A list of things Carmen Sandiego has stolen.
>The Khyber Pass
>The Steps To The Tango
>Uluru
>The Baton Used To Lead The Vienna Boys Choir
>The Fish From Half Of Lake Titicaca
>The Plans For This Year’s Carnival
>The Silver Pagoda
>The Game Winning Puck From The First Stanley >Cup Championship
>The Strait Of Magellan
>The Keys To The Forbidden City
>Havana’s Best Cigars
>Hans Christian Andersen’s Writing Desk
>The Nile River Delta
>The Gargoyles From Notre Dame Cathedral
>The Keys From Beethoven’s First Piano
>The Olympic Flame
>The Best Coffee
>All The Goulash
>Geysir
>Gandhi’s Glasses
>The Island Of Bali
>The Presidential Palace’s Finest Rug
>The Salt From The Dead Sea
>The Sistine Chapel’s Ceiling
>The Snow From Atop Mt Fuji
>Nairobi International Airport
>Every Last Drop Of Salsa
>Casablanca
>The Abominable Snowman
>The Dykes
>All The Kiwi Birds
>The Delta Of The Niger River
>K2
>The Controls For The Panama Canal
>The Headwaters Of The Amazon River
>A Monkey-Eating Eagle
>The Trans-Siberian Railroad
>The Middle Of The Trans Arabian Pipeline
>The Statue Of Sir Stamford Raffles
>The Cape Of Good Hope
>The Secret Recipe For Kimchee
>The Bulls From Pamplona

Fighter

Gilgamesh, Achilles, Thor, King Arthur, fighter has so many great options.

Edgelord 10/Plot Device 20

Bard

youtube.com/watch?v=qaCMpiOhzps

Mary Sue

That's true. The old Robert E. Howard stories have Conan fighting all kinds of weird shit.

This is why she'll always be the best thief. Her priority is, obviously, never value, only the act of theft itself. She steals things that are basically arbitrary, and suit her fickle moods for the day. She steals to steal, and for no other reason.

>She literally stole a dance

Yeah, best thief.

You're both wrong, the best fighter is Diomedes.

>The Dykes
All of them?

You somehow forgot "a fucking language."

That's like exactly what it says. A lvl infinity wizzard.

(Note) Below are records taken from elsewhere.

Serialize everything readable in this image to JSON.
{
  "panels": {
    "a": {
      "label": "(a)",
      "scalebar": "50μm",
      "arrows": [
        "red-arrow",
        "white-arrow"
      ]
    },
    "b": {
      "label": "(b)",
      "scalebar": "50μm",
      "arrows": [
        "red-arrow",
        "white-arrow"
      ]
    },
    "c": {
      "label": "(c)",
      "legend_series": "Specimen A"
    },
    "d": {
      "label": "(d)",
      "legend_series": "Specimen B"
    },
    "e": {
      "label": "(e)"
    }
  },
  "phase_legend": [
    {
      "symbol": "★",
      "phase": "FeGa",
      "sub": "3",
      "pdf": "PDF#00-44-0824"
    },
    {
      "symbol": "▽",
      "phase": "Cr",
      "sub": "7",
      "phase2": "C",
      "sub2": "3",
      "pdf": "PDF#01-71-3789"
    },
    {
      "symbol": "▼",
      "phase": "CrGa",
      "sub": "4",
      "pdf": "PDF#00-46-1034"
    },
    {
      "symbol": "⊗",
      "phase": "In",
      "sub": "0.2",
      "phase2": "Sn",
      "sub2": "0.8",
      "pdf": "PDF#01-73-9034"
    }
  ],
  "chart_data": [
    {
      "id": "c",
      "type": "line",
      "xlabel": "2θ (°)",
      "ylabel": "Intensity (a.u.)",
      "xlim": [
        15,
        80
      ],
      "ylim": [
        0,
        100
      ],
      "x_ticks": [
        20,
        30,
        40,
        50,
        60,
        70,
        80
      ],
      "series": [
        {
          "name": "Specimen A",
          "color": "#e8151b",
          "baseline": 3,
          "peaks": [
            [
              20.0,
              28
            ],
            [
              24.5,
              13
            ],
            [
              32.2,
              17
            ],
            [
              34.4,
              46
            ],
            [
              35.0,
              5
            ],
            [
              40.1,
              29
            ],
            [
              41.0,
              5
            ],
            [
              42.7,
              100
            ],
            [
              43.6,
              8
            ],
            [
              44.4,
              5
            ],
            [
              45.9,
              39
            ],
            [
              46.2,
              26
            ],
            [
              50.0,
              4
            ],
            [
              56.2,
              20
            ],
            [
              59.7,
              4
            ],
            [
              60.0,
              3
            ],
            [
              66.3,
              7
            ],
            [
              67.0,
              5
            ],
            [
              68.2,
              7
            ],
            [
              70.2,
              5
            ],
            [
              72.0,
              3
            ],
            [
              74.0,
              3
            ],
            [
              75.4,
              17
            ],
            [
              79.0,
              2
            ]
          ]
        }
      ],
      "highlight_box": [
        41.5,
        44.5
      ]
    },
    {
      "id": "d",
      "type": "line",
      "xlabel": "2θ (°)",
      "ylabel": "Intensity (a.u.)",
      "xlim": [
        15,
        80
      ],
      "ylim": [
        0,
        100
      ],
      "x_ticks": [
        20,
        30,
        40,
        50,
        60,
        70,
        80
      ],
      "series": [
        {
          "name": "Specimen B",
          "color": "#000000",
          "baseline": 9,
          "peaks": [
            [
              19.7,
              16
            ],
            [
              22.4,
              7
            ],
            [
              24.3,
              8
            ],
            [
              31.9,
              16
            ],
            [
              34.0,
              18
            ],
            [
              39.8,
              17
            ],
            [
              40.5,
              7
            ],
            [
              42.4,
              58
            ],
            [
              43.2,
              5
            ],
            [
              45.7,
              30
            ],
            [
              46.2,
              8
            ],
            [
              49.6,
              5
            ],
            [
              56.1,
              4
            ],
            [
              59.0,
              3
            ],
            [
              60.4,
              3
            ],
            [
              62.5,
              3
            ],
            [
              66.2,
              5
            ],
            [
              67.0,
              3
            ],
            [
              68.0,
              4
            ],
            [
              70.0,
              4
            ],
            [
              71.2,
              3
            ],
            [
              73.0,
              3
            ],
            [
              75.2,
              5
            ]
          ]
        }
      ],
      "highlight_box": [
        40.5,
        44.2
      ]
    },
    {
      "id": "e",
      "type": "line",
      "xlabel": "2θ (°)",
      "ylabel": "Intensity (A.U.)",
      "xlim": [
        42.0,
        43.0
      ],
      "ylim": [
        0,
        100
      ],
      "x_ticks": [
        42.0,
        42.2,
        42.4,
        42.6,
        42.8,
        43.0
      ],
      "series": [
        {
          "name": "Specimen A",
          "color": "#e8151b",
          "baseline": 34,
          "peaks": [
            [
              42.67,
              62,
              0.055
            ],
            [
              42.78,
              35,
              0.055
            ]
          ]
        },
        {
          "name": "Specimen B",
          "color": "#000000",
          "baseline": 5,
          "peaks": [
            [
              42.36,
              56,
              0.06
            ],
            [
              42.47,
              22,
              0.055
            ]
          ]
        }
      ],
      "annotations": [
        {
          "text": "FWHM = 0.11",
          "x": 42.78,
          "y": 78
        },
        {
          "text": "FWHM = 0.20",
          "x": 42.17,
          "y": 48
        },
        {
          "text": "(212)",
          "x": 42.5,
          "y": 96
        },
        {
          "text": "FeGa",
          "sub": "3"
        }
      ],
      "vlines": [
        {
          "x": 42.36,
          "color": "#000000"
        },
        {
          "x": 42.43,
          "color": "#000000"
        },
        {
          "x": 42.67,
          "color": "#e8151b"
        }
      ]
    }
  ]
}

Name a wizard who has saved Australia even once, let alone the whole world multiple times. You can't. Worst lvl infinity wizzard >>> best lvl infinity wizard. He's. Just. That. Good.

A fairly decent bard?

This.

Why does everyone remember fucking Achilles who was an invincible mary sue rapist, instead of Diomedes was a decent enough guy (by Iliad standards) and was able to defeat gods with just his mortal strength and fighting prowess

>>Every Last Drop Of Salsa
Chaotic Evil incarnate.

Diomedes was Athenian self insert faggotry of the highest order.

Whizzard?

Druid is probably the most difficult to choose because its modern portrayal is almost entirely made up and its actual historical function is more or less aligned with what we consider a cleric.

Because everyone knows of the medusa (and who killed it) but the Iliad is not required reading in high school.

She said it best in the cartoon

"To take what others have"

It really is as pure as that.

Because the story is about Achilles being a figure of a god-like mindset coming back to humanity. Diomedes was capable, but Achilles is a better character.

>mary sue

Oh do grow up.

Rincewind is the anti-Vorbis. Vorbis would take a moment out of his daily schedule of murder, see a tortoise and put it on its back to see what would happen. Rincewind would come running by from something that's undoubtedly about to kill him, but always stop and turn that tortoise back on its feet.

Sergio Aragon e's Groo the wanderer?